Ils prirent le strict minimum et sortirent de chez eux en vitesse, malgré les protestations de leur enfant.
Une heure s'écoula.
Ils se trouvaient au milieu de la forêt, autour d'eux le silence régnait, si bien que le seul son se faisant entendre dans les environs était celui de leurs propres pas. Le Soleil commençait à se lever, et de faibles rayons passaient à travers le feuillage des arbres.
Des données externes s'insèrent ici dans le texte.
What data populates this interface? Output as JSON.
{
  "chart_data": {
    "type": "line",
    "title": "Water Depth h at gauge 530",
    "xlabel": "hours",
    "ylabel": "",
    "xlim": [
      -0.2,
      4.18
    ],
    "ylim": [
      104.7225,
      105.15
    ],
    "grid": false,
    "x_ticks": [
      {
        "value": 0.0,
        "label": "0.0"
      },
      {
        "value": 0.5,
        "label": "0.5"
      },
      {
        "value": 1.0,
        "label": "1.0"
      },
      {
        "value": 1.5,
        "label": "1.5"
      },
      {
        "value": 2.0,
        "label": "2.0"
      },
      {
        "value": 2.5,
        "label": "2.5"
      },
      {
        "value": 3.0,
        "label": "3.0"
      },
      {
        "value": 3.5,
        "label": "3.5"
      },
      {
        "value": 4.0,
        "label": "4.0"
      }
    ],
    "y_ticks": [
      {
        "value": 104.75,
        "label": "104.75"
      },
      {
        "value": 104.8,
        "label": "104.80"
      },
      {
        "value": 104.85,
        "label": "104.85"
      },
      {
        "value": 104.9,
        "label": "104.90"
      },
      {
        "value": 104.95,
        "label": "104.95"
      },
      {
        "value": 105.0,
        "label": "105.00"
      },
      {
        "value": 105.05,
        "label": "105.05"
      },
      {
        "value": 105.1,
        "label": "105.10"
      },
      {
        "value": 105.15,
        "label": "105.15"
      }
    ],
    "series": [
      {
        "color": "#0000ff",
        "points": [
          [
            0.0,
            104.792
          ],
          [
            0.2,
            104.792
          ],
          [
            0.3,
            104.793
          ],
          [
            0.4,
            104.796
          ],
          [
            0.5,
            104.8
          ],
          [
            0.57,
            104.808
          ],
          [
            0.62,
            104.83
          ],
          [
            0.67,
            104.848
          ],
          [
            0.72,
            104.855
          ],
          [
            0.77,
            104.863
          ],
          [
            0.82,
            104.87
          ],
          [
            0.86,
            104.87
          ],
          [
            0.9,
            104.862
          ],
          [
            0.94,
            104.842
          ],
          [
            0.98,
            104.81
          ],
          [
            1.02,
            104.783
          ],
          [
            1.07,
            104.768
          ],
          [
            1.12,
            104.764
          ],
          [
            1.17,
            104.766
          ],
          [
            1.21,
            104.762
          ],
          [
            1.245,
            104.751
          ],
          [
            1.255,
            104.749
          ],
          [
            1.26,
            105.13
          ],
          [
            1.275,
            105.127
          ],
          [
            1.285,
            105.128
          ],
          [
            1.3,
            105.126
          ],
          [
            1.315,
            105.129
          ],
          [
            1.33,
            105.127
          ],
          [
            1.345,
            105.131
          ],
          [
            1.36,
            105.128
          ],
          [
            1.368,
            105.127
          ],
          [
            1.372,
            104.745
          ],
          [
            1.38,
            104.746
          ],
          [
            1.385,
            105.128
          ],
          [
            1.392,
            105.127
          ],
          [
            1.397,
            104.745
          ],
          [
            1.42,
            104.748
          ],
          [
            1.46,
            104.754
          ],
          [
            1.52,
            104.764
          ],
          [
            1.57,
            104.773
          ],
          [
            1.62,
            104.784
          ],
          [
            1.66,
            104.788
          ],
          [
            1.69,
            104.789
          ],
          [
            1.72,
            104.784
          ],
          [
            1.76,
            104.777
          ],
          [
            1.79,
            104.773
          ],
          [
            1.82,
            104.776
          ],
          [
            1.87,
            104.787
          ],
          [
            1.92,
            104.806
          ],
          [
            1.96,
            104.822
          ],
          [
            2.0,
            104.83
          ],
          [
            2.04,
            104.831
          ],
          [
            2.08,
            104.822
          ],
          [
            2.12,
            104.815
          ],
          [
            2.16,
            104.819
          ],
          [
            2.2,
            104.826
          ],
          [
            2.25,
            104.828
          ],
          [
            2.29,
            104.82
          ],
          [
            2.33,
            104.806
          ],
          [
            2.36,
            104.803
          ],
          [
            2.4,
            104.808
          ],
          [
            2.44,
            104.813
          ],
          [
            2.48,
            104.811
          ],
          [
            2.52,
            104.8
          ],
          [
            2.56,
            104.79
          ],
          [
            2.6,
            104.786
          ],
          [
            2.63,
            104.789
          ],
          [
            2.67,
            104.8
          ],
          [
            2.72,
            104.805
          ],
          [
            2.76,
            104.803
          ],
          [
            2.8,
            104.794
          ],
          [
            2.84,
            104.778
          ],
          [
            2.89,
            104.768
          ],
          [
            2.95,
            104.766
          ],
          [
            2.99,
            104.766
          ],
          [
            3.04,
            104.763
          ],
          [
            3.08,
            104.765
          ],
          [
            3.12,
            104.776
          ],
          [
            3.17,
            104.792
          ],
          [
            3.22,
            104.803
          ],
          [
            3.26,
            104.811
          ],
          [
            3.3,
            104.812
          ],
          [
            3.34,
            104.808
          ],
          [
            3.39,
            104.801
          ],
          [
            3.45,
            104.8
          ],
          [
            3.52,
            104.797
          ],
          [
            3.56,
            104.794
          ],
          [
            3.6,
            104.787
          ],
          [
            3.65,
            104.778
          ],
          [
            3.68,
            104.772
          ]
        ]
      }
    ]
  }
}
— Ça fait des heures qu'on marche... c'est quand qu'on arrive ? se plaignit la petite fille.
— Ça fait à peine une heure qu'on est parti ! s'exclama son père.
— Du calme... dit Sarah essayant d'apaiser Lucas, angoissé.
— Je sais, mais...
Elle observa son mari droit dans les yeux, d'un regard attendrissant, elle prit ce dernier dans ses bras.
— Tout ira bien... arrête de stresser OK ?
— Oui... tu as raison... excuse-moi...
Il s'adressa à sa fille.
— Tu veux monter sur mon dos ? demanda-t-il d'une voix douce.
— Oui ! répondit-elle avec enthousiasme.
Lucas tenait une torche dans sa main, illuminant le chemin, sans crier gare, elle s'éteignit.
Au milieu des arbres de la forêt, tout devint sombre, le Soleil qui commençait à se lever s'était brutalement effacé. Soudain, une voix surgit de la pénombre, semblant venir de partout et nulle part à la fois.
— Vous pensiez vraiment pouvoir partir d'ici si facilement ?
— Qui êtes-vous ? demanda Lucas, inquiet et sur ses gardes.
Il attrapa la main de sa femme et lui recommanda fermement :
— Reste derrière moi chérie.
Une silhouette apparut devant eux, son visage était masqué, il portait une longue cape noire, une main tenant sa canne, l'autre tenant l'avant de son chapeau.
— Bien le bonjour, mesdames et messieurs, le spectacle que vous nous offrez est si splendide ! Vous ne voudriez tout de même pas le quitter si vite ! Retournez sur scène et continuez de nous divertir !
— Qu'est-ce que vous...
L'homme en noir claqua des doigts et la famille s'évanouit.
Au réveil, ils se trouvaient chez eux, dans leurs lits respectifs.
Lucas commença à doucement revenir à lui.
— Que...
Il regarda l'heure, déjà neuf heures quarante ! Dans vingt minutes aura lieu le vote, peu à peu, le père se souvint des événements précédents.
— Ce gars... fait chier !
De rage, il tapa du poing sur la table de nuit à côté de lui.
— Tu es réveillé ? demanda Sarah en rentrant dans la pièce l'air pensive, triturant ses longs cheveux châtains.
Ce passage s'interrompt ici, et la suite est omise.